Corn may be easy to come by now, but it wasn’t so thousands of years ago. In fact, it was impossible because nothing like it existed. The closest thing to today’s corn was teosinte, a grass that looked nothing like it.
Still, by selecting larger and tastier teosinte kernels for planting, farmers slowly but surely created corn. Compared to today’s plant, it looked rather small at first, but through artificial selection, it grew to the size familiar to us all.
Did you know that thousands of years ago, watermelon was bitter and only two inches in diameter? You also needed a hammer just to open it and get to the edible part. It was hardly a watermelon at all!
Yet, after centuries and centuries of selective breeding, it grew to be the plump, delicious fruit we enjoy in the summer. We’re lucky that ancient farmers recognized its potential!

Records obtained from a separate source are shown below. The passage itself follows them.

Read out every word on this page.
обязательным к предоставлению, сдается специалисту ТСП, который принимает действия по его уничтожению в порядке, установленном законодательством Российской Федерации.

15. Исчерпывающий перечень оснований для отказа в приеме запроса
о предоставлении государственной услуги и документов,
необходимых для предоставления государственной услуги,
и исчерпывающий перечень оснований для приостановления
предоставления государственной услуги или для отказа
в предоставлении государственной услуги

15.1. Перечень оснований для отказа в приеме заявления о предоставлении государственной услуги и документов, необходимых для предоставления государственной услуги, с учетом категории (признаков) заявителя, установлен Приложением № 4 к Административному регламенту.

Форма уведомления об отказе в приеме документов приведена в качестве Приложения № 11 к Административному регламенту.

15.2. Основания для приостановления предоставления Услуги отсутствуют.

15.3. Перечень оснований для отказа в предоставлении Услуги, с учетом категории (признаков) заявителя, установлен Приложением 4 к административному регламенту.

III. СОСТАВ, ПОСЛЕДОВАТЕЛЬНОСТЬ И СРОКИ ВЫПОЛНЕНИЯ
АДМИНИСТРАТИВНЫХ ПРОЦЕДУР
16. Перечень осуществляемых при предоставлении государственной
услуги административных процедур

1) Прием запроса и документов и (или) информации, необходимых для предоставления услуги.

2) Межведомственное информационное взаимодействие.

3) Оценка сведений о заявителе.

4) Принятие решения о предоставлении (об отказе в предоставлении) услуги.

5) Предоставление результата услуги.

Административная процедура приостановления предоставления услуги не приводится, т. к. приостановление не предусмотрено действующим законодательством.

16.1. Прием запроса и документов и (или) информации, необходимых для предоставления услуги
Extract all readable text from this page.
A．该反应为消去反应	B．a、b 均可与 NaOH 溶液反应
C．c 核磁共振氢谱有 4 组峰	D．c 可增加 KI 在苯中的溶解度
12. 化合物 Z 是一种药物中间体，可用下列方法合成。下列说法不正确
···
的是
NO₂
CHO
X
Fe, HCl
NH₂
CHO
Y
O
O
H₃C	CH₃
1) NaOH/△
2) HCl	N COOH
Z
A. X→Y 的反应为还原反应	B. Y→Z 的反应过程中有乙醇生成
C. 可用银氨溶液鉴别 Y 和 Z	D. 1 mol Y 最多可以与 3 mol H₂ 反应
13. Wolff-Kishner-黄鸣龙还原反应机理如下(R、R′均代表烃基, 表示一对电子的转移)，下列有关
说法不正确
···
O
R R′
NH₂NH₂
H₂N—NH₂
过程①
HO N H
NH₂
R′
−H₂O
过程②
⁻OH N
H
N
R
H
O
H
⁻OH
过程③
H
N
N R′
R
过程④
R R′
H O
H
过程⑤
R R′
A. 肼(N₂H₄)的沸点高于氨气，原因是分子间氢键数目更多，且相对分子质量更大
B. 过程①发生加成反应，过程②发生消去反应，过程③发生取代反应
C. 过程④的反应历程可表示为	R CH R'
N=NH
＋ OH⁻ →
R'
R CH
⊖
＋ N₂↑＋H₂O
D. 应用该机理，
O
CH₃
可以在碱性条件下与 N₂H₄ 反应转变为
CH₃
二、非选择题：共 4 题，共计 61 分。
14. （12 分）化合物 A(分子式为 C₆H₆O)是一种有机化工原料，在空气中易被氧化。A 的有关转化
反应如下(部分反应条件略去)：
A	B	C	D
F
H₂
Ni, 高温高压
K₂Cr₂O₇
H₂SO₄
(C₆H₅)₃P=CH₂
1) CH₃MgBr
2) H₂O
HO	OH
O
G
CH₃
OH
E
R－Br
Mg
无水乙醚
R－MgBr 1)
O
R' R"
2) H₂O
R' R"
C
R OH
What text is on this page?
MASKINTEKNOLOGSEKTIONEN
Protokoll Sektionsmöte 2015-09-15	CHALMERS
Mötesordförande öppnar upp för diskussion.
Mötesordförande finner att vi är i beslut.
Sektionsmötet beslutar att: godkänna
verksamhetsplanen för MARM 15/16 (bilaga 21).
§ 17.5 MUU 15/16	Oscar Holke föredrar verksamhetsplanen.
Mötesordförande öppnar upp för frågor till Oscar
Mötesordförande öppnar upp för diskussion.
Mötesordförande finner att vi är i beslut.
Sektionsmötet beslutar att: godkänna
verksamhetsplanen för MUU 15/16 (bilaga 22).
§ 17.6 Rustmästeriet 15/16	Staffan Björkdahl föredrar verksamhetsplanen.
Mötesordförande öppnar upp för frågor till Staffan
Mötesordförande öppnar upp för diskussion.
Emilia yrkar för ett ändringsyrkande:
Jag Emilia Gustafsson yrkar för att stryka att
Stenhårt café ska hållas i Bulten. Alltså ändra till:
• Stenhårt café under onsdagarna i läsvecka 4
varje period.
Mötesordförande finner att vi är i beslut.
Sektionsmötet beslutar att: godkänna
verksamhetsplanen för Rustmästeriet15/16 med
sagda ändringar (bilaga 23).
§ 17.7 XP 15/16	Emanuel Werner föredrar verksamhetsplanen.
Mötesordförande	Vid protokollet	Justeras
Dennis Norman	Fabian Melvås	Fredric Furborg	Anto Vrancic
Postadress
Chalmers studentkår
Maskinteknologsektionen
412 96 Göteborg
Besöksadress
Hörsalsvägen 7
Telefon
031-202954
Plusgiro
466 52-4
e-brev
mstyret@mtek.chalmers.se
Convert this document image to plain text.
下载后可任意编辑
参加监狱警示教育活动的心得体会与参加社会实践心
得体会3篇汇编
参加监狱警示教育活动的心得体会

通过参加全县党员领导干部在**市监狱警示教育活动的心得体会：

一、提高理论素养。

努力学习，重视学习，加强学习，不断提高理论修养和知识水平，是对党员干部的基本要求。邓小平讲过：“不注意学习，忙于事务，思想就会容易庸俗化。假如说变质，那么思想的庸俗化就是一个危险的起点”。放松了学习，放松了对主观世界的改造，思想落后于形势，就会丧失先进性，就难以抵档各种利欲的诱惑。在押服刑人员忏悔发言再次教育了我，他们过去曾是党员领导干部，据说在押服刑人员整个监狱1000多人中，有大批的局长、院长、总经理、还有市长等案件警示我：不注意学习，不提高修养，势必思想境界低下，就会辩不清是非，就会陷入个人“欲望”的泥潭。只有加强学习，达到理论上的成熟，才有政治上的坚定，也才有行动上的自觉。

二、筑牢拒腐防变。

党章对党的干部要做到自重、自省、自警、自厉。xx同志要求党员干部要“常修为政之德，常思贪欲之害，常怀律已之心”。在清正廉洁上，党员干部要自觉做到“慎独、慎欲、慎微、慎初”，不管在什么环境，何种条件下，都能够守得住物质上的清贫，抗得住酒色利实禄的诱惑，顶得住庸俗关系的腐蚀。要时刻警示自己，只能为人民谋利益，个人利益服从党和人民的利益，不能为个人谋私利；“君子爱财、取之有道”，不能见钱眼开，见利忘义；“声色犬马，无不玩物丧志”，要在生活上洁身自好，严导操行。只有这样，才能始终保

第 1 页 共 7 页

Are Plants Made Through Selective Breeding Safe to Eat?
In short, yes, they are. As you can see from the examples above, you eat many of them quite regularly. And not just you — millions of people across the globe have been eating them for hundreds of years. Selective breeding had existed long before you were born, and it will continue to exist as long as there are farmers and plants to breed.
Also, while selective breeding isn’t quite natural, it’s hard to call it entirely unnatural. After all, breeders don’t add any chemicals or alter the plants in any way. They simply choose the variants that are sweeter, more resilient, and more appealing. These plants could appear in nature even without their help — just not nearly as often as they do now.
While the idea of selective breeding may seem unpleasant or unnatural, there’s actually nothing wrong with it as long as it’s done responsibly. New or enhanced plants created this way are perfectly healthy and often more delicious than their predecessors. So feel free to keep eating fruits and vegetables without hesitation — they’re just as safe as they always have been!